Pertama, peluang. Menurut Alex, hubungan erat antara Paroki Wairpelit dan Seminari Tinggi Ledalero menjadi peluang utama yang bisa meningkatkan kemandirian umat. Proses penyadaran dari waktu ke waktu semestinya bisa dilakukan Ledalero kepada umat di sekitar mereka.Pada sisi sebaliknya, keterbukaaan hati umat Wairpelit untuk menerima setiap masukan pun dirasa penting untuk sebuah kemajuan.
Sehubungan dengan itu, pembauran antara karyawan dan karyawati Ledalero ke tengah umat Wairpelit hendaknya membawa dampak positif terhadap umat. Alangkah bagusnya jika pengalaman tentang sistem pengelolaan keuangan yang diperoleh karyawan dan karyawati di Seminari Ledalero mereka bagikan juga kepada umat lain di sekitar mereka.

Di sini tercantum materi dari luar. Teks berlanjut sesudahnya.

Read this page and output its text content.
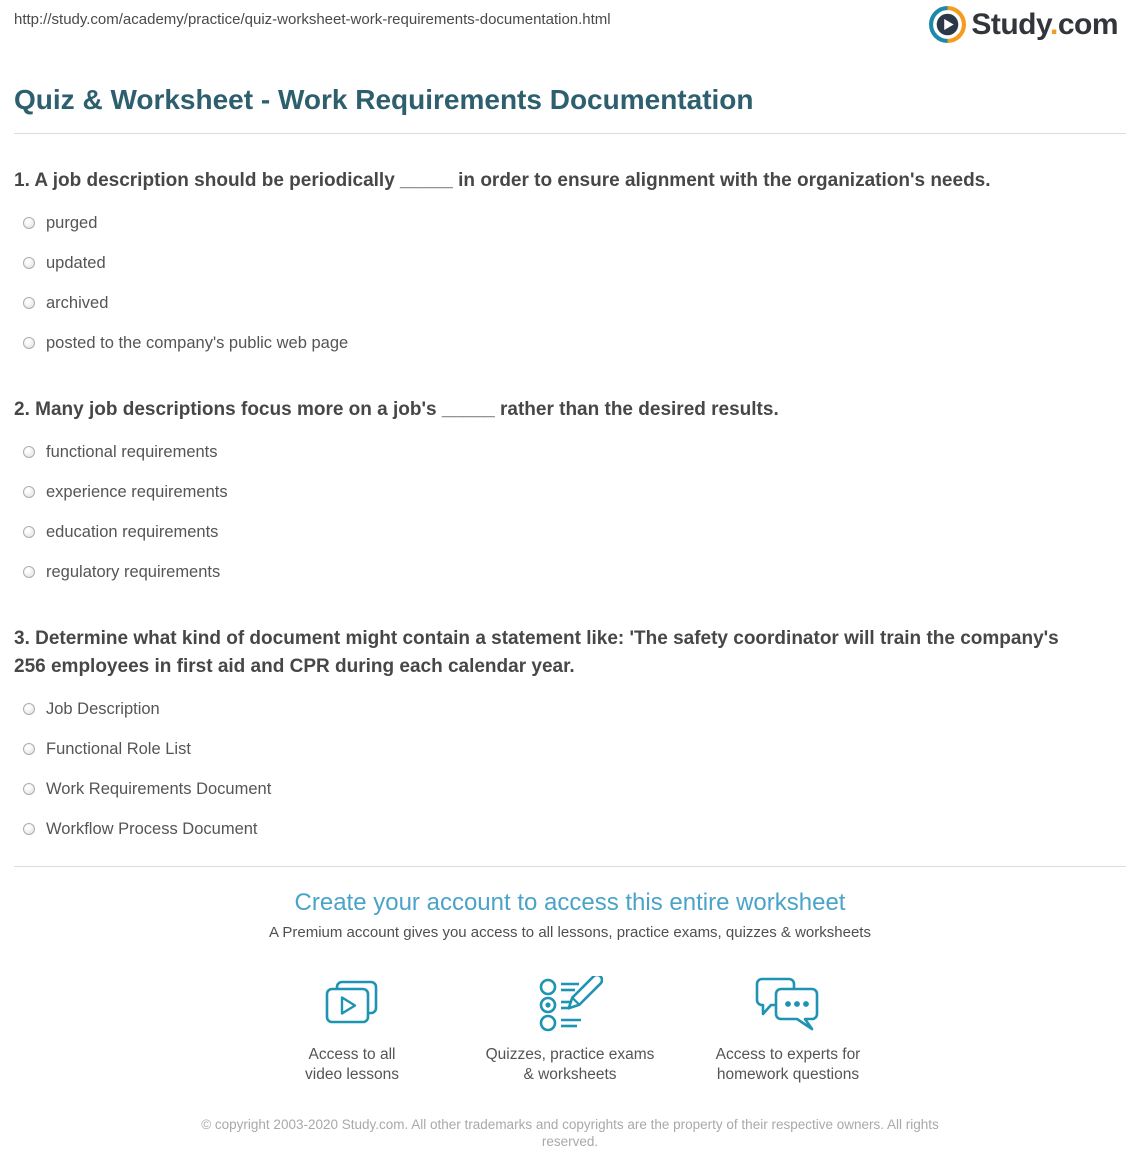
http://study.com/academy/practice/quiz-worksheet-work-requirements-documentation.html	Study.com
Quiz & Worksheet - Work Requirements Documentation
1. A job description should be periodically _____ in order to ensure alignment with the organization's needs.
purged
updated
archived
posted to the company's public web page
2. Many job descriptions focus more on a job's _____ rather than the desired results.
functional requirements
experience requirements
education requirements
regulatory requirements
3. Determine what kind of document might contain a statement like: 'The safety coordinator will train the company's 256 employees in first aid and CPR during each calendar year.
Job Description
Functional Role List
Work Requirements Document
Workflow Process Document
Create your account to access this entire worksheet
A Premium account gives you access to all lessons, practice exams, quizzes & worksheets
Access to all
video lessons
Quizzes, practice exams
& worksheets
Access to experts for
homework questions
© copyright 2003-2020 Study.com. All other trademarks and copyrights are the property of their respective owners. All rights reserved.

Peluang kedua adalah cenderung stabilnya tingkat penghasilan ekonomi masyarakat. Hasil usaha pertanian, perkebunan, peternakan, tenun dan jenis usaha lainnya merupakan modal berharga untuk mendongkrak sistem kemandirian. Pendapatan ini jika dikelola secara baik tentu saja mampu membawa perubahan bagi kehidupan berparoki.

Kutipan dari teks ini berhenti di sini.